Let us dig in a little deeper!
When the system was at it’s inception stage, the system was thought to be comprising of four important parts:
- A computing framework – Spark
- A scalable, highly available and high performance database – Cassandra
- A workflow engine – Oozie
- A machine learning library – DL4j
SPARK: Apache Spark is a lightning-fast cluster computing technology, designed for fast computation. The main feature of Spark is its in-memory cluster computing that increases the processing speed of an application and which is why it is preferred over Hadoop Mapreduce. Spark not only supports ‘Map’ and ‘reduce’. It also supports SQL queries, Streaming data, Machine learning (ML), and Graph algorithms.
CASSANDRA: Apache Cassandra is a free and open-source distributed database management system designed to handle large amounts of data across many commodity servers, providing high availability with no single point of failure.
OOZIE: Oozie is a workflow scheduler system to manage Apache Hadoop jobs. Oozie Workflow jobs are Directed Acyclical Graphs (DAGs) of actions. Oozie Coordinator jobs are recurrent Oozie Workflow jobs triggered by time (frequency) and data availability. Oozie is a scalable, reliable and extensible system.
DL4j: Deeplearning4j is the open-source, distributed deep-learning library written for Java and Scala. Integrated with Hadoop and Spark, DL4J is designed to be used in business environments on distributed GPUs and CPUs.
(For some people who might be wondering, “OMG! What is Apache?”. Don’t worry people, even I had no clue of it once. The mission of the Apache Software Foundation (ASF) is to provide software for the public good. They do this by providing services and support for many like-minded software project communities of individuals who choose to join the ASF. You can find more details on this link)
We use AMBARI for provisioning, managing, and monitoring Apache Hadoop clusters. Ambari provides an intuitive, easy-to-use Hadoop management web UI backed by its RESTful APIs. The services provided by Ambari that we use in our system are:
- HDFS: It is a Java-based file system that provides scalable and reliable data storage and we use it to store data across the Hadoop cluster.
- YARN : It acts as a resource manager for SPARK jobs.
- ZOOKEEPER : It enables highly reliable distributed coordination. Basically it provides failover facility.
Now, you must be getting an overview of the BTTC system. Let’s get you going further!
As I told, there are two components of the BTTC system, we will talk about both of them one by one.
- TRAINING: It further has two components:
- DATA CLEANING: The data is brought from the Ameyo Database (Ameyo is a contact centre suite) into the BTTC system and store it in the Cassandra Database. Once the data accumulation is done, small Spark jobs doing a specific task run over the data using Oozie workflow, in Yarn-Cluster mode. These tasks involves data cleaning which includes removing unwanted data, replacing null values, breaking the features and manipulating the features.

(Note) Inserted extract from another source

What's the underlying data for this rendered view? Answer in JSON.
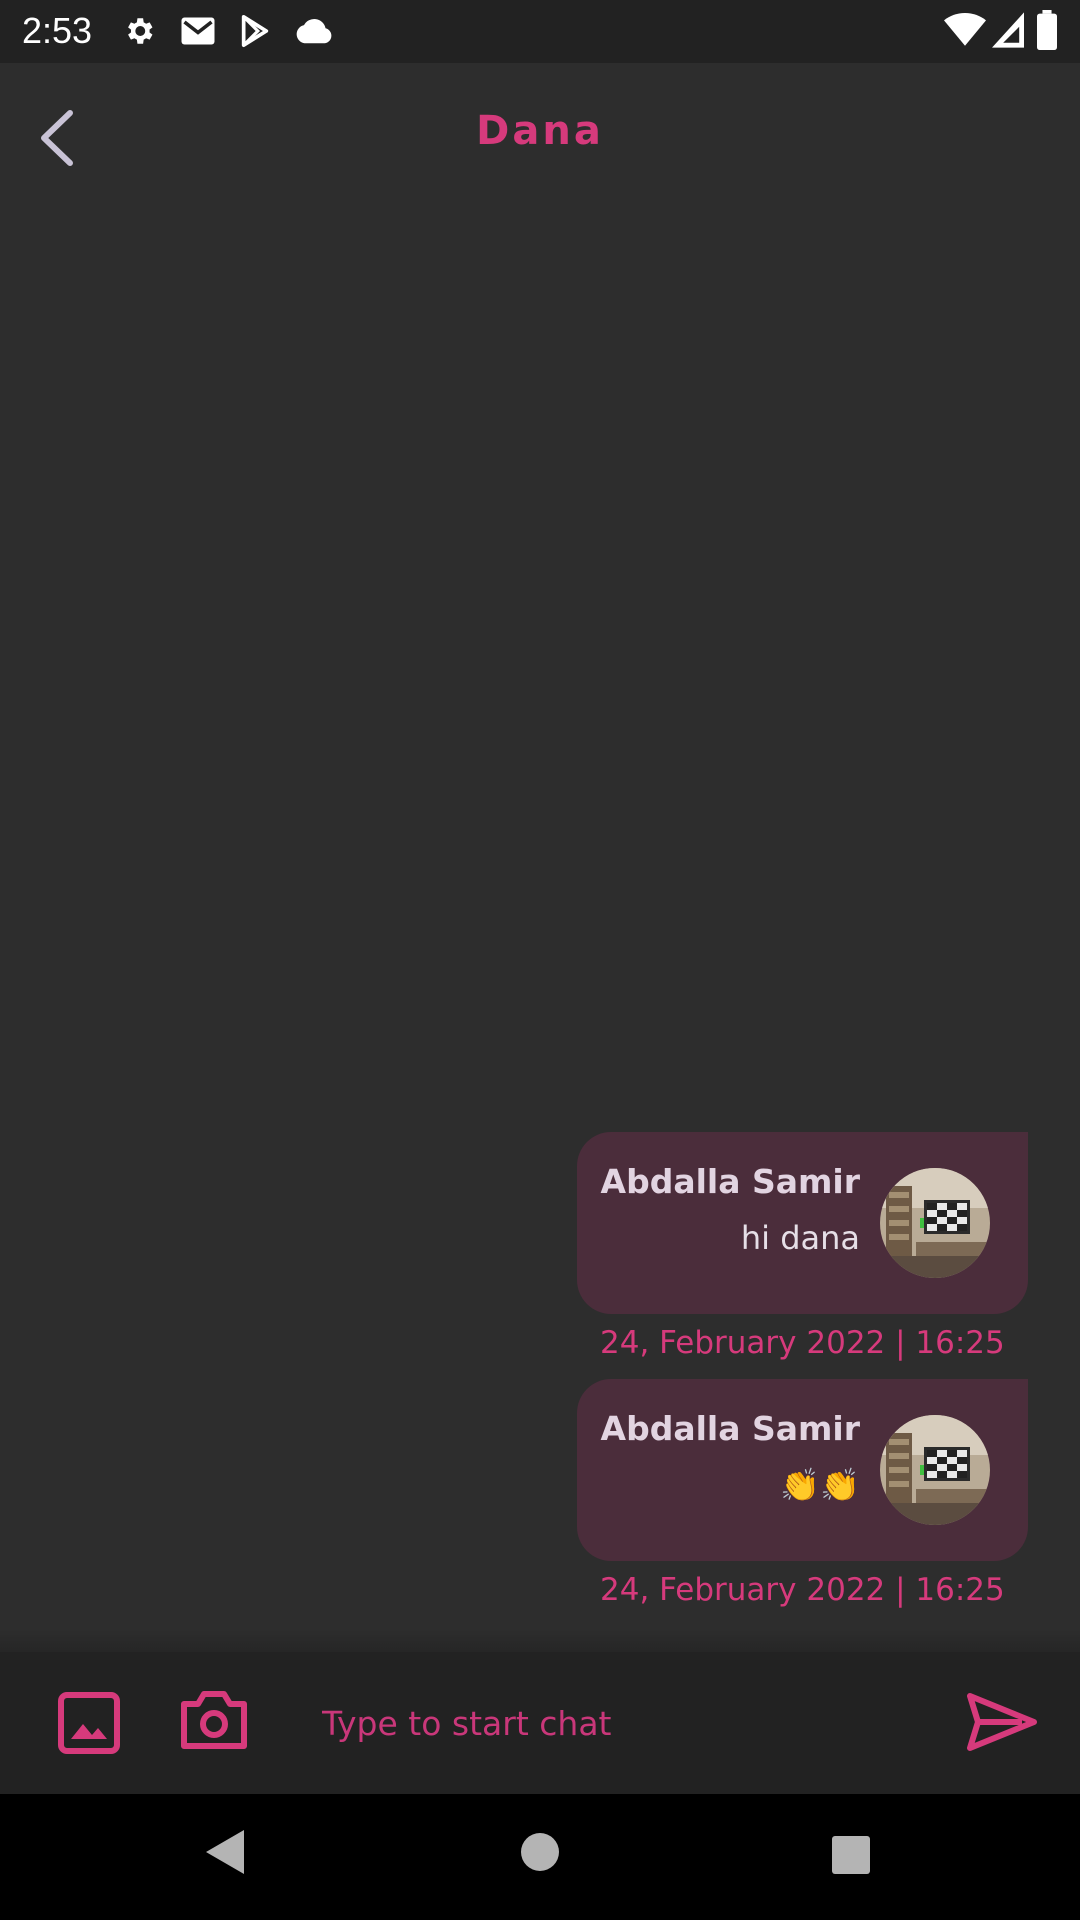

- DATA TRANSFORMATION: The cleaned data has to be transformed into a form that can be understood by the machine learning algorithms (basically numbers). There can be many ways of transforming the data depending upon the nature of the data. Mean Normalisation and One-Hot Encoding are the ones that we have used in our BTTC system. Once the data is transformed, a model is formed and saved in the HDFS which can be restored and used for prediction later. The model is a 2-layer DNN (Deep Neural Network) which is made using DL4j (Deep Learning 4j) library.
- PREDICTION: It has basically four components:
- DATA CLEANING: The data is brought from Customer Data Tables into the BTTC system and stored in Cassandra. Once the data gets accumulated, we apply the same process of data cleaning used for training. (IMPORTANT: One thing which I want to bring to your notice is that we have to strictly follow the same steps of data preparation that we did for training as we cannot train on some data and predict from totally different data. For example: Let’s say we decide to convert zip-code of the customer location into a particular format during training, then we have to convert the zip-code of customer using the same format during prediction as well.)

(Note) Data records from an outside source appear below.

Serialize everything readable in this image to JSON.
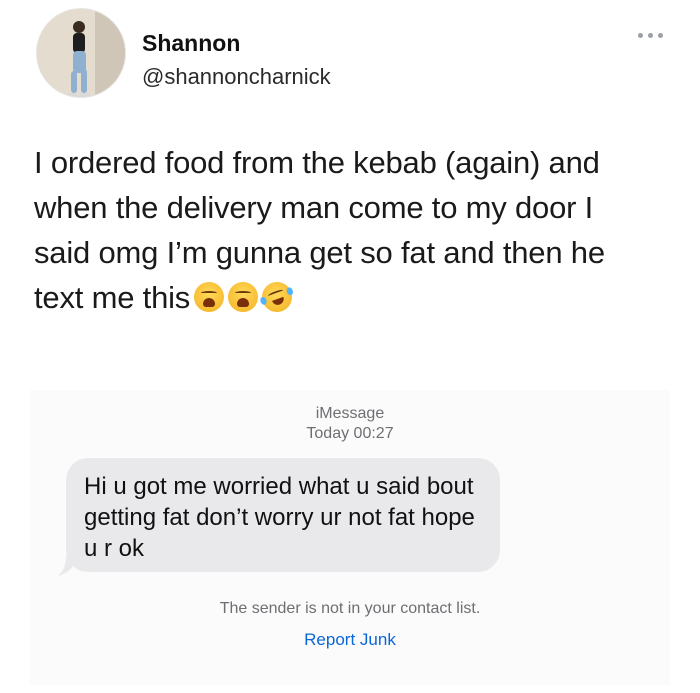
{
  "tweet": {
    "author": {
      "display_name": "Shannon",
      "handle": "@shannoncharnick",
      "avatar_icon": "profile-photo"
    },
    "more_icon": "ellipsis-icon",
    "text": "I ordered food from the kebab (again) and when the delivery man come to my door I said omg I’m gunna get so fat and then he text me this",
    "emojis": [
      "weary-face",
      "weary-face",
      "rolling-on-floor-laughing"
    ]
  },
  "imessage": {
    "service_label": "iMessage",
    "timestamp": "Today 00:27",
    "incoming_message": "Hi u got me worried what u said bout getting fat don’t worry ur not fat hope u r ok",
    "bubble_color": "#e9e9eb",
    "notice": "The sender is not in your contact list.",
    "report_link": "Report Junk",
    "link_color": "#0a66d8"
  }
}
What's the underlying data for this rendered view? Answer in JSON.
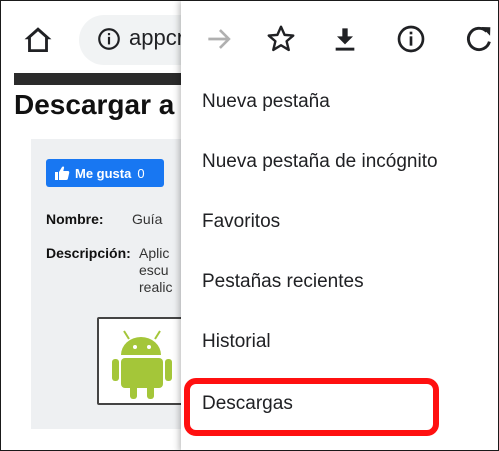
{
  "browser": {
    "url_text": "appcr",
    "icons": [
      "home-icon",
      "info-icon",
      "forward-arrow-icon",
      "star-icon",
      "download-icon",
      "info-icon",
      "reload-icon"
    ]
  },
  "page": {
    "title": "Descargar a",
    "like_button": {
      "label": "Me gusta",
      "count": "0"
    },
    "name_label": "Nombre:",
    "name_value": "Guía",
    "description_label": "Descripción:",
    "description_lines": [
      "Aplic",
      "escu",
      "realic"
    ]
  },
  "menu": {
    "items": [
      "Nueva pestaña",
      "Nueva pestaña de incógnito",
      "Favoritos",
      "Pestañas recientes",
      "Historial",
      "Descargas"
    ]
  },
  "colors": {
    "highlight": "#ff1010",
    "like_blue": "#1877f2",
    "android_green": "#a4c639"
  }
}
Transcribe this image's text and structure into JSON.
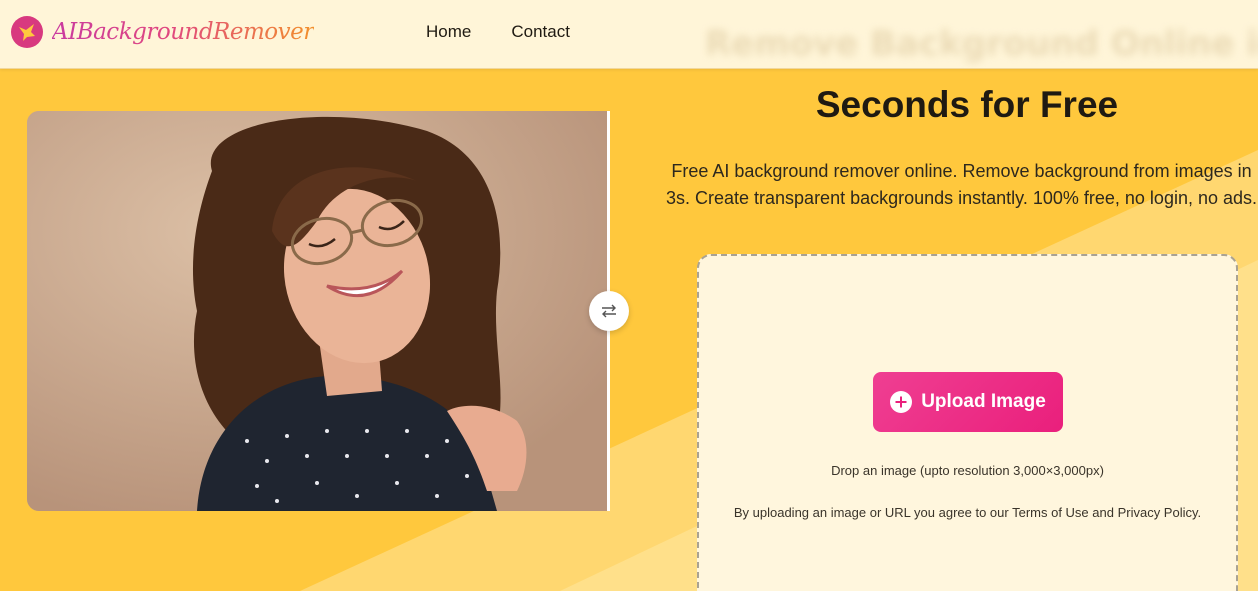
{
  "header": {
    "logo_text": "AIBackgroundRemover",
    "nav": [
      {
        "label": "Home"
      },
      {
        "label": "Contact"
      }
    ],
    "scrolled_title": "Remove Background Online in"
  },
  "hero": {
    "title": "Seconds for Free",
    "description": "Free AI background remover online. Remove background from images in 3s. Create transparent backgrounds instantly. 100% free, no login, no ads.",
    "image_subject": "Smiling woman with curly hair and glasses"
  },
  "upload": {
    "button_label": "Upload Image",
    "drop_note": "Drop an image (upto resolution 3,000×3,000px)",
    "terms_note": "By uploading an image or URL you agree to our Terms of Use and Privacy Policy."
  },
  "colors": {
    "background": "#ffc83d",
    "header_bg": "#fff5d8",
    "accent": "#ea1f7c",
    "panel_bg": "#fff6dd"
  },
  "icons": {
    "logo": "bird-logo-icon",
    "swap": "swap-arrows-icon",
    "upload": "plus-circle-icon"
  }
}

- DATA TRANSFORMATION: After the data is cleaned it has to be transformed into machine learning algorithm understandable data exactly similar to what we did at the time of training. (IMPORTANT: We need to transform every field in data, the same way we did at the training time and using the same factors. For example: Let’s say we decide to normalise a particular feature using mean as 0.5 and standard deviation as 1, then we have to use the same mean and standard deviation for the feature during prediction as well).
- GET PREDICTION: Once the data is prepared, the trained model is restored from the HDFS and used for getting the prediction of the customers.
- SAVE PREDICTION: The final step after we get the prediction is to update the prediction in the Ameyo DB based on the results of prediction so that call can be scheduled to the customers.
So, this was our BTTC world, hope you enjoyed knowing about this new world. Hope to meet you next time with a completely new world. Till then, take care.